В ходе допроса специалиста, я указал последнему на арифметические ошибки и предложил вместе посчитать. Специалист, после произведенных им вычислений, признал мою правоту. В оправдание, стал пояснять, что фактически расчеты делали его подчиненные работники, а он только подписал документ.
Пришлось на него «наехать»: зачем он вводит стороны и суд в заблуждение, дал заведомо неправильный расчет, будучи предупрежденным об ответственности и т.д.
В результате, на настойчивые предложения «главного обвинителя» повторно пересчитать расчет, специалист наотрез отказался, заявив, что не может взять на себя такую ответственность.
Такой результат нас удовлетворял.
В итоге мы заявили ходатайство о проведении экспертизы в государственном учреждении – НИЛСЭ.
Суд согласился.
Экспертиза проводилась более трех месяцев.
Эксперты неоднократно обращались в суд с запросом о предоставлении дополнительных технических и бухгалтерских документов.
Однако суд их не смог предоставить, поскольку у РЖД эти документы просто не сохранились (прошло более 2 лет с момента возбуждения уголовного дела).

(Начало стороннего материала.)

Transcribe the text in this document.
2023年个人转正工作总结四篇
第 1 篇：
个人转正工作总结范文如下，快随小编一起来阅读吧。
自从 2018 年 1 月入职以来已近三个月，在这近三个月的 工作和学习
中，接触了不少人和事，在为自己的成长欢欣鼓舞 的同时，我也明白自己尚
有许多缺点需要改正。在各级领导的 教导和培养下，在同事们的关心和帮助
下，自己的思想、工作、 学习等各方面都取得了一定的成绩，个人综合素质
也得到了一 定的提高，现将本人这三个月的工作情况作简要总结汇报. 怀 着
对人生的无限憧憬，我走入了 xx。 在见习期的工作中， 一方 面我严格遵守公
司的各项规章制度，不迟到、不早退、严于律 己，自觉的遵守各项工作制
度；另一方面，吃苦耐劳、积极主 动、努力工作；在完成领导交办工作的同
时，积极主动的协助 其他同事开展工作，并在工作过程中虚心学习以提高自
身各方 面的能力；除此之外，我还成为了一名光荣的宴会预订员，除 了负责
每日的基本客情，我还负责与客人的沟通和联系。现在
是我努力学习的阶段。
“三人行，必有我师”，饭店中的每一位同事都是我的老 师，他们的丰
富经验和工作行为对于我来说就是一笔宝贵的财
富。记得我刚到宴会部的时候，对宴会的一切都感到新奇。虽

В итоге, пришлось РЖД выделять экспертам отдельный тепловоз (другой) и считать расход дизельного топлива по факту.
Согласно заключению экспертов, у машинистов недостачи дизельного топлива обнаружено не было, была небольшая даже экономия.
В тот же день, суд вернул дело прокурору, в порядке ст. 237 УПК РФ, по формальному основанию (честно даже не помню какому).
Защита стала возмущаться таким решением, грозясь обжаловать это постановление в вышестоящий суд.
Один из судей состава коллегии, на это сказал, что независимо от наших действий, дело в суд больше не поступит.
Посовещавшись с нашими подзащитными, решили рискнуть и не обжаловать постановление о возвращении дела прокурору.
Через некоторое время, уже новый следователь пригласили нас в ЛОВД, где уведомил, что уголовное преследование в отношении наших подзащитных прекращено, в связи с непричастностью.
В заключении, хочу сказать, что обязанность хранить адвокатскую тайну, не позволяет мне раскрывать все обстоятельства дела, но самым ярым поборникам правды, могу намекнуть, что мой подзащитный просто стал заложником стечения обстоятельств – оказался не в то время, и не в том месте.
Я буду рад, если мои публикации по освещению приемов защиты, примененные в этом деле, помогут в практической работе.